The multiple narratives style, for me, is okay. I’ve had experienced reading several books which used that style. However, combining that style with the stream of consciousness thing will present a convoluted storytelling or writing style that, when adopted by the writer, as Faulkner had done in his books, may give the not-so-adept readers, I included, some hard time banging into the dark room of ideas that will develop the exact image the author wants the reader to see. Partly, I succeeded making it inside that dark room. Partly, I saw some images develop. Some of these images, however, only developed partially. I could think of a jigsaw puzzle, majority of the pieces already in place so that I could already extrapolate what the picture wouldbe like, but still a few pieces were still missing. And it was dark in the dark room.

So, why did I even pick "Act Of The Damned" by Portugal’s Antonio Lobo Antunes as my reading after Faulkner’s As I Lay Dying? I didn’t know at start that the style Lobo Antunes used was Faulknerian until I got into the second chapter narrated by another voice. I read the synopsis at the back cover of the book: …resembles a William Faulkner cast of characters .… Each chapter was indeed a different point of view that contributed to telling the story of what was happening “as I lay dying.” The “I” refers to the dying patriarch of the once wealthy family during the last days of Salazar’s dictatorship. Was this the Faulknerian thing in the book or was it the multiple narratives style? It was a good thing that there were only some rare moments that the stream of consciousness thing was infused into the narrative. But, even without the latter style the book was a damned good read. Antonio Lobo Antunes, whose name had floated some years back as a Nobel Prize contender, has written, in this book, the characters and their "desperate acts” very well in a controlled way using some amazingly inventive descriptions.

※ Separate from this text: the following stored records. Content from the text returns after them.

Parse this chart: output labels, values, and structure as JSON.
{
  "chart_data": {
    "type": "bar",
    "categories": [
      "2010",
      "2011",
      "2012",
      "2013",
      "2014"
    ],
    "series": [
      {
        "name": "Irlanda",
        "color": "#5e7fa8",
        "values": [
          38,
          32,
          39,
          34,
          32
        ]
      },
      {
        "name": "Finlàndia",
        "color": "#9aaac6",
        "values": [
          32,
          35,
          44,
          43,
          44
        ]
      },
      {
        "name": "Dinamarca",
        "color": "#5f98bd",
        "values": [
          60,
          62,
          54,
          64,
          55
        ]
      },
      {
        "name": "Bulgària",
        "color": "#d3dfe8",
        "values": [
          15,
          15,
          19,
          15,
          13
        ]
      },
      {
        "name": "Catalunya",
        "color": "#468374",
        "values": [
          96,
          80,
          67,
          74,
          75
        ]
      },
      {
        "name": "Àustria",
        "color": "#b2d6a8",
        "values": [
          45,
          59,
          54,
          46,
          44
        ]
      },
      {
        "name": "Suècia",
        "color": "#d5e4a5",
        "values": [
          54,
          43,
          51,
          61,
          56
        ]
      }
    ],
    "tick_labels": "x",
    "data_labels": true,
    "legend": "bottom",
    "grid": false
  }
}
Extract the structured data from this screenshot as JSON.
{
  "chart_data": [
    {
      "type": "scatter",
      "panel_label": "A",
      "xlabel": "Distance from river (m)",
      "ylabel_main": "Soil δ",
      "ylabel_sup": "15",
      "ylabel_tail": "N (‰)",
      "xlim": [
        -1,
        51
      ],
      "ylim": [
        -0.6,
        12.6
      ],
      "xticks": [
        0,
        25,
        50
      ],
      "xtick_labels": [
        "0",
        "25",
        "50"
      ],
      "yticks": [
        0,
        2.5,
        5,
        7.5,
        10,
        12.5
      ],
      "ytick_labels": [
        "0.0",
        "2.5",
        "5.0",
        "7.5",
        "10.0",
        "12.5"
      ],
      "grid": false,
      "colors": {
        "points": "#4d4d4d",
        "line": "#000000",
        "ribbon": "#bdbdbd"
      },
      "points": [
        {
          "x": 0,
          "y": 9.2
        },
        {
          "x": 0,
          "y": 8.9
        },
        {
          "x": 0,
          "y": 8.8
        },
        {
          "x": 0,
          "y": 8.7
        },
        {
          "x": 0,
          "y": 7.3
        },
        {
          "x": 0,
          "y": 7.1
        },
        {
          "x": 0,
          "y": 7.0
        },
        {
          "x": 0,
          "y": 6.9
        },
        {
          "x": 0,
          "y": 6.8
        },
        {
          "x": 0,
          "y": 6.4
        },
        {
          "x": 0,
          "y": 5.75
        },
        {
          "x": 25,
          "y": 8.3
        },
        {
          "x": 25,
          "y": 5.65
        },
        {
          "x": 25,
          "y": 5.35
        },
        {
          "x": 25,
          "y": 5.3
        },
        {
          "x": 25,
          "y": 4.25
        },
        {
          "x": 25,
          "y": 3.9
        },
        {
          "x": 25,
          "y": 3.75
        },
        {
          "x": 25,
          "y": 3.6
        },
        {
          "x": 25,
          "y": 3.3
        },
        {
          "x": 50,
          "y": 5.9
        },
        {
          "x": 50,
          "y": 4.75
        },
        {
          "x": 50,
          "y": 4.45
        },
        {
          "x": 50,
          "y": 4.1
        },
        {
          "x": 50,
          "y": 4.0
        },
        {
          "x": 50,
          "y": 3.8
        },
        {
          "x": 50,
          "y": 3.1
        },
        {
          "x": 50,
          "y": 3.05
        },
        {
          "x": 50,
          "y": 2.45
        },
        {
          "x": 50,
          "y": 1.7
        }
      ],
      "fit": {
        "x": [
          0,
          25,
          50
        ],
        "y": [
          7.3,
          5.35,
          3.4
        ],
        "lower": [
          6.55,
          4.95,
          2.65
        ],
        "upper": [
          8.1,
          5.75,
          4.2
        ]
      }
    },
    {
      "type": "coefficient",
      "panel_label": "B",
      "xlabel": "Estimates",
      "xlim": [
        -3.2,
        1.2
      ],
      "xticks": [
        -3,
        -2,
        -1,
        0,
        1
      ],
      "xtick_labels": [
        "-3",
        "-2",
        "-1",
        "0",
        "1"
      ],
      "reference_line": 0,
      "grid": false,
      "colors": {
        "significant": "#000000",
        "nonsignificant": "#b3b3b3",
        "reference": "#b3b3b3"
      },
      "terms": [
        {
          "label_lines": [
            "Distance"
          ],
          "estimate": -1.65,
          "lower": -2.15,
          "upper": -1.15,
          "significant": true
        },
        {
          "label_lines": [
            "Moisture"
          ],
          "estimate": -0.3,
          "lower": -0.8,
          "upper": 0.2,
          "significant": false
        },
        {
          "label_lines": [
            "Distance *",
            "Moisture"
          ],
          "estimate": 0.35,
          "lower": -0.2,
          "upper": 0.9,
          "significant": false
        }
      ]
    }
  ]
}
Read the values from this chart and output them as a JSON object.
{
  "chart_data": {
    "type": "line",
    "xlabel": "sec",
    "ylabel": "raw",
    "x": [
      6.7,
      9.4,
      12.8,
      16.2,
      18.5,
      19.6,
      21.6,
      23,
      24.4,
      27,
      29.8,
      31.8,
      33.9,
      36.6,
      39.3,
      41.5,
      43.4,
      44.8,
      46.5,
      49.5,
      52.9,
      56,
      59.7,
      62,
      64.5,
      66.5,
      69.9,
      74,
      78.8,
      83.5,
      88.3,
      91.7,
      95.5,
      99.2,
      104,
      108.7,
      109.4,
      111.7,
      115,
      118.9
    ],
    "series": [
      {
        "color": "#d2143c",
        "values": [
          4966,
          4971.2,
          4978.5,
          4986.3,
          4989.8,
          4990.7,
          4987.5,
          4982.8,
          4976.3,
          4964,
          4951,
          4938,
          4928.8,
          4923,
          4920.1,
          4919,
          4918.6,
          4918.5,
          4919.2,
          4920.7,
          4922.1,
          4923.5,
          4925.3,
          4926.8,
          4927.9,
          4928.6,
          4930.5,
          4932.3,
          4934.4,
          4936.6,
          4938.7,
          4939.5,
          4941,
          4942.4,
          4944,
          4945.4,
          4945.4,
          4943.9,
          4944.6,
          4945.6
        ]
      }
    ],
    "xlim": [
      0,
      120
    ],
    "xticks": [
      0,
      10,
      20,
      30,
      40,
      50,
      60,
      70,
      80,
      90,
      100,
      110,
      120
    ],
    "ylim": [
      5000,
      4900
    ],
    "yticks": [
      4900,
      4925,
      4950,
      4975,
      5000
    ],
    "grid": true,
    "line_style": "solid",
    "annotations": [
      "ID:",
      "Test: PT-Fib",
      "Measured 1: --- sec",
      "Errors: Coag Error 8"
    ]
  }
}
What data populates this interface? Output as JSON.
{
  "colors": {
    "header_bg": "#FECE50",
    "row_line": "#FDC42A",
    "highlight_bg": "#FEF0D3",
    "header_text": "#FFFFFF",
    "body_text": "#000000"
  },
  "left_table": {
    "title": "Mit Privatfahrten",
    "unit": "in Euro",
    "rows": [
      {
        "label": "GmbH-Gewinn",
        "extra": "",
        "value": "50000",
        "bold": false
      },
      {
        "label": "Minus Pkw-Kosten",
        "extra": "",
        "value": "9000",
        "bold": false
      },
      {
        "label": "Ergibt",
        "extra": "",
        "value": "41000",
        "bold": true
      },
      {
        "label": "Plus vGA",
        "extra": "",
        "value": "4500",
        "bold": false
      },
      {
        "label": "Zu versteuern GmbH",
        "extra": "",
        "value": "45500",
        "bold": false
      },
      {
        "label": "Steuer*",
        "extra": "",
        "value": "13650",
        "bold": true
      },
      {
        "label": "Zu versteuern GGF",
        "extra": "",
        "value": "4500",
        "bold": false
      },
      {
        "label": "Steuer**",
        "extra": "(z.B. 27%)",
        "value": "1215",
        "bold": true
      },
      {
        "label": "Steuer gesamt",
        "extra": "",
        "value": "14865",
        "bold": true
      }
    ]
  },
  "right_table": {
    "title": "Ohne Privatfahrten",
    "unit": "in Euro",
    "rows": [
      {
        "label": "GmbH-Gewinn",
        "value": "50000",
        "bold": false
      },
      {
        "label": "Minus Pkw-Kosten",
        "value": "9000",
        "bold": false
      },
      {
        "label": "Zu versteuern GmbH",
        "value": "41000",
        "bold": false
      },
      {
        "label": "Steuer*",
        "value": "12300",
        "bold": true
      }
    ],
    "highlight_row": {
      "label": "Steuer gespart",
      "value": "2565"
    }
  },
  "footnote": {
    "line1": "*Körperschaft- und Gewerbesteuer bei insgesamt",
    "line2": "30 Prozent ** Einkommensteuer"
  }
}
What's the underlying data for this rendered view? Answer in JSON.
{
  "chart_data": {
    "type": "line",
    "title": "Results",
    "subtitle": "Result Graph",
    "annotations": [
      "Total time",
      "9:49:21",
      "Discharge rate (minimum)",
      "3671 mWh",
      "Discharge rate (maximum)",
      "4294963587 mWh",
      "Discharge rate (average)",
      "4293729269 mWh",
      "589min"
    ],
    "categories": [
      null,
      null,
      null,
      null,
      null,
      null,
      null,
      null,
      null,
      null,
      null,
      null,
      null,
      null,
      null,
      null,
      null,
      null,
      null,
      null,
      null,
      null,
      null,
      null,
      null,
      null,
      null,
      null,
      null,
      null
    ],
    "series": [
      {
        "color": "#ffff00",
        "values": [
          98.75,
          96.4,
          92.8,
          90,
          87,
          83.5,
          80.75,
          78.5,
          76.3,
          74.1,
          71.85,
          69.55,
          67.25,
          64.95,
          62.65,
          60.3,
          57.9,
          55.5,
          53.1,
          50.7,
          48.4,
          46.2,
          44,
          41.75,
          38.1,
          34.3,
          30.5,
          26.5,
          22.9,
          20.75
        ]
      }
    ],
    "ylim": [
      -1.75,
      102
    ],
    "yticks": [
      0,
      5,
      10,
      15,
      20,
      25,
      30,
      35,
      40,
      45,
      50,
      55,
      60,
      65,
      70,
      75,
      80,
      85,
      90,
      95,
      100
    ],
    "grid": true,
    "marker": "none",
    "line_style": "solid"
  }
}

So, what’s the novel about? I lifted the following synopsis from http://www.bn.com/:


As the socialist revolution closes in, a once-wealthy Portuguese family is accused of economic sabotage." They must escape across the border to Spain, then on to Brazil -- but the family is bankrupt, financially and spiritually. The patriarch, Diogo, lies dying, while his rapacious offspring rifle through his belongings, searching for his will. He remembers with bitterness and resignation his foolish marriage to his brother's beautiful mistress, who left him with a mongoloid daughter and a simpleminded son, who at sixty is running toy trains past his father's deathbed with the solemn self-importance of a five-year-old. Told through a rippling overlay of voices, Act of the Damned circles closer and closer to the revelation of the diabolical immorality of Diogo's greedy son-in-law Rodrigo . . . who has fathered a child of his own bastard daughter and who is closing in on Diogo's crumbling estate. In the oppressive autumn heat, the characters' schemes ebb and flow in an atmosphere of decrepit elegance, tarnished silver, and rotting brocade. When the moment of departure finally arrives, the scene shifts from chaos to vacuum and Rodrigo finds he is no longer at the center of the group but firmly, terrifyingly, outside and alone.